“無動不生無,而生有,形可終乎,天可終乎,與我偕終,終盡乎,不知也,是為道。”
張恒盤膝而坐,口念玄經:“道終無始,進終無久,有生復不生,有形復無形,天地無名,大道無名,我亦無名,余者何可名。”
第二日。
徐鴻儒歸來。
見張恒盤膝而坐,持經守心,不由大為震驚。
“難怪他年不過三旬,便有這番本事,無恒產者,守心不難,家財萬貫者,棄之何艱,就是我,偶爾也會放縱一下,與之相比,看似是得到了快樂與滿足,實則失之多矣。”

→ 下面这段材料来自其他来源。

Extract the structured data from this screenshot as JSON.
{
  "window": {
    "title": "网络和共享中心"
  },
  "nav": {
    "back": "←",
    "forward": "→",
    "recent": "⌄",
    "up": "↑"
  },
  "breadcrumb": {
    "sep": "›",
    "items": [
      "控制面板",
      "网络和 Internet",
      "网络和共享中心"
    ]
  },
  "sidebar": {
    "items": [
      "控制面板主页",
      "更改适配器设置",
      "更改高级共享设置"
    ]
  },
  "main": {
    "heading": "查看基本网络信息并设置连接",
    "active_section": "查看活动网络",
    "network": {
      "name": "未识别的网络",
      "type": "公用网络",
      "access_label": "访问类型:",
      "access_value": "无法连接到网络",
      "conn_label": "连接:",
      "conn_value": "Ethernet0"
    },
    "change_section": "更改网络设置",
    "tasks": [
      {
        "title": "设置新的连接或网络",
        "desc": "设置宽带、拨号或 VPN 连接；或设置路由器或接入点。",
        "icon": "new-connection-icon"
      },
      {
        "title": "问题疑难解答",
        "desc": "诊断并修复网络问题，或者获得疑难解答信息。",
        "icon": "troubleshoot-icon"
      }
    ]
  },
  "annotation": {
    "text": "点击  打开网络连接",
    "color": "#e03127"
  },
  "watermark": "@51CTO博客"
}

徐鴻儒上前持半禮,感言道:“三人行必有我師,真人恪守自身,你若是都不能成仙,我就不信天下能有成仙之人了。”
張恒緩緩睜開雙眼:“天間樂,人間樂,何樂更勝?先樂之樂,后樂之樂,何樂可恒?”
徐鴻儒答不出。
他是野路子出身,沒有成仙的祖師,自然不知道天間之樂是什么樣子。
至于先樂與后樂。
取舍而已,若是沒有長時以往的修持,只知道享樂,先樂也好,后樂也罷,都不可持久。
“真人出言,字字珠璣,能為我友,真是徐某之幸。”
“只是不知,我門下的那些弟子們,有沒有聽聞真人宣講道法的機緣?”
徐鴻儒一臉期盼的看著張恒:“真人駕臨一次,就給他們留點東西吧。”
張恒想了想,開口道:“修行之法,各派皆有不同,短暫宣講,難得其意,不為上乘。”
再道:“這樣吧,我就為眾人講個故事吧,希望他們能從這個故事中,悟到幾分真理。”
下午。
徐鴻儒召集眾弟子于講法巖。
張恒御劍而來,盤坐在講法巖上,數百弟子宣講道:“徐道主,希望我來給你們講法,可我認為,法不輕傳,輕傳之下,被傳者不知其意,容易走上歧途。”
眾弟子看著張恒,等待他的后話。
張恒也不讓眾人久等,很快便道:“我還是為大家講個故事吧,你們要是能從這個故事中學到點什么,那就算我沒有白來。”
等到眾人盤膝而坐,側耳傾聽之后。
張恒講道:“太行,王屋二山,方七百里,高萬仞,本在冀州之南,河陽之北。
北山有一位叫愚公的人,年紀將近九十歲,面對著山居住,一直覺得出行不便,想要將大山移開。
有人提出質疑:以你衰殘的年紀和剩下的力量,連山上的草木都不能損壞,又能把這兩座大山上的土石怎么樣呢?
愚公回答:子生子,孫生孫,子子孫孫無窮無盡,什么山挖不平?
后來,愚公果然付之行動,一年四季,不停勞作,勢必要將兩座大山搬開。
天帝聽聞此事,也被愚公的堅持所感動,派遣了兩位天神,幫愚公移開了大山。”
說到這里,張恒看向眾人:“你們有什么感悟嗎?”
有人答道:“真人是說,貴在堅持,要我們在修道之路上安下心來,日后必有一番收獲?”
又有人道:“真人是說,選擇很重要,只要選對了路,才能得償所愿。”
張恒搖頭:“我是說上面有人很重要,愚公要是認識能搬山倒海的修行之人,兩座山早就移走了。”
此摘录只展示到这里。